Date/Time: 2022-04-15 01:10 (UTC)Posted by: [personal profile] lemniskath
I think allowing Yskandr and disallowing Mahit would be a reasonable judgment.

Here's some examples from the book:

<That’s what looking at it is meant to make you think,> said her imago. He was a faint staticky taste on the back of her tongue, a flash of grey eyes and sun-dark skin in her peripheral vision. The voice in the back of her head, but not quite her voice: someone around her age, but male, and quicksilver-smug, and as excited to be here as she was. She felt her mouth curve in his smile, a heavier and wider thing than the muscles in her face preferred. They were new to each other. His expressions were very strong.

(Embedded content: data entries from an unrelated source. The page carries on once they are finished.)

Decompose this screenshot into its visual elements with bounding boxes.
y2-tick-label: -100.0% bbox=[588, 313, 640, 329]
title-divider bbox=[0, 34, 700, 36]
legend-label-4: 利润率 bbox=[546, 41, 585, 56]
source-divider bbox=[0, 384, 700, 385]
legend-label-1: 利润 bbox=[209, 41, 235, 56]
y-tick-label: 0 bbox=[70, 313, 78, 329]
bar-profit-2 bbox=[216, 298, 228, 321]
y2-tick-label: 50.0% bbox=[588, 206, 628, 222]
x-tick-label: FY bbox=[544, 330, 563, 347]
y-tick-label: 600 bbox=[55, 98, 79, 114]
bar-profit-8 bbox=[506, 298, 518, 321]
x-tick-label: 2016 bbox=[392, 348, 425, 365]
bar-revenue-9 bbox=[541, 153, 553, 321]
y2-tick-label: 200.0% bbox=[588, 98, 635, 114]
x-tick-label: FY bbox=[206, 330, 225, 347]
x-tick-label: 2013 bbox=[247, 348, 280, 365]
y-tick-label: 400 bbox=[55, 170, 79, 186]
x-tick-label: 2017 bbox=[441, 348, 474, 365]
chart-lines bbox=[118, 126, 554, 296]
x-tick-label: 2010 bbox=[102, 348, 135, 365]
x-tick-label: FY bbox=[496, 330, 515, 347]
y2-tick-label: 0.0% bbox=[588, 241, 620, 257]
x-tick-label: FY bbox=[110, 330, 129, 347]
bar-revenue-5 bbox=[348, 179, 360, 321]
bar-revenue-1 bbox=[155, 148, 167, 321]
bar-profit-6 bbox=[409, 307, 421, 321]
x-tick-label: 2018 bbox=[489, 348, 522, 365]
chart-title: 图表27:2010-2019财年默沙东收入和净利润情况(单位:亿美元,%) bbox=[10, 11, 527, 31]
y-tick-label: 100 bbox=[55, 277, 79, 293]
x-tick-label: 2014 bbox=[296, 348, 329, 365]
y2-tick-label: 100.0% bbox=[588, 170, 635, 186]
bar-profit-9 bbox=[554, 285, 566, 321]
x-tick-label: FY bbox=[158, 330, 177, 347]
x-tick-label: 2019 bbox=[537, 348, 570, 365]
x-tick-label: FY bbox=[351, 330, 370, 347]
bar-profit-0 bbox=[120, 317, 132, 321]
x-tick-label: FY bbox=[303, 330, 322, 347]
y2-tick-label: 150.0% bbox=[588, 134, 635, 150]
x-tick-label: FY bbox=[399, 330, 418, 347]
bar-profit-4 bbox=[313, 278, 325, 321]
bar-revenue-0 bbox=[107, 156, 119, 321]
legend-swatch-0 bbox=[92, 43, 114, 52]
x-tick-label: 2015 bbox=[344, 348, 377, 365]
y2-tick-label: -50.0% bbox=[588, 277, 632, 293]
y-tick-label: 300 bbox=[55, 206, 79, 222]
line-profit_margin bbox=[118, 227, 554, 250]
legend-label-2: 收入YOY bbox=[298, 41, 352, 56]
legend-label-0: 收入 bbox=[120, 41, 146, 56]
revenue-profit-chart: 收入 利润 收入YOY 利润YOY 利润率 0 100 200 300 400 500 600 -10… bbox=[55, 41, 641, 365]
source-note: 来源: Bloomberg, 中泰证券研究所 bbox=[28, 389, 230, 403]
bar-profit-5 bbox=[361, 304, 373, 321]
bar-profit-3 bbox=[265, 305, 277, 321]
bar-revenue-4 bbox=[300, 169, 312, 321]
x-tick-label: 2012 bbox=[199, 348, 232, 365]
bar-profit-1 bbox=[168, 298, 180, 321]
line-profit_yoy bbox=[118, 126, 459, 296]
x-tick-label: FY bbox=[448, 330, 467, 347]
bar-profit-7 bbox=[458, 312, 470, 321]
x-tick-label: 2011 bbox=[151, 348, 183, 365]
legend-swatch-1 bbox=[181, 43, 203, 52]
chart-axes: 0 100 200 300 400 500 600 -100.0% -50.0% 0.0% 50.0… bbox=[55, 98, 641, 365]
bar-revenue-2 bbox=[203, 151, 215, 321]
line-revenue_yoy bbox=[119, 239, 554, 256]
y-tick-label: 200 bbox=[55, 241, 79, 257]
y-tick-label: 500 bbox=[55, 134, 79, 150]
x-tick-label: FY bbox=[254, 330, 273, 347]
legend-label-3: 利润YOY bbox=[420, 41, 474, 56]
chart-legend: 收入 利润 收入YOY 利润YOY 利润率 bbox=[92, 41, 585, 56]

Get out of my nervous system, Yskandr, she thought at him, gently chiding. An imago—the implanted, integrated memory of one’s predecessor, housed half in her neurology and half in a small ceramic-and-metal machine clasped to her brainstem—wasn’t supposed to take over the host’s nervous system unless the host consented. At the beginning of the partnership, though, consent was complicated. The version of Yskandr inside her mind remembered having a body, and sometimes he used Mahit’s as if it were his own. She worried about it. There was still so much space between them, when they were supposed to be becoming one person.


and another:


Twelve Azalea folded his hands together in front of his chest. “We could have told her the truth,” he said. “Her friend, the dead Ambassador,
has mysterious and probably illegal neurological implants.”

“How nice for us, that everyone lies,” Three Seagrass said cheerfully.

[...]

“What does the implant do, Ambassador?”

Hey, Yskandr, Mahit thought, reaching for the silence where the imago should be, watch me. I can commit sedition too.

“It makes a record,” she said. “A copy. A person’s memories and their patterns of thought. We call it an imago-machine, because it makes an imago, a version of the person that outlives their body. His is probably useless now. He’s dead, and it’s been recording brain decay for three months.”

“If it wasn’t useless,” Three Seagrass said carefully, “what would you do with it?”

I wouldn’t do anything. I’m not a neurosurgeon. Or an ixplanatl of any kind. But if I was, I’d put the imago inside someone, and nothing Yskandr had learned in the last fifteen years would ever be lost.”

“That’s obscene,” Twelve Azalea said. “A dead person taking over the body of a living one. No wonder you eat your corpses—”

“Try not to be insulting,” Mahit snapped. “It’s not a replacement. It’s a combination. [...]"


Date/Time: 2022-04-18 00:25 (UTC)Posted by: (Anonymous)
The nominations don't seem to be in the tag set? Did you change your mind and decide to remove them?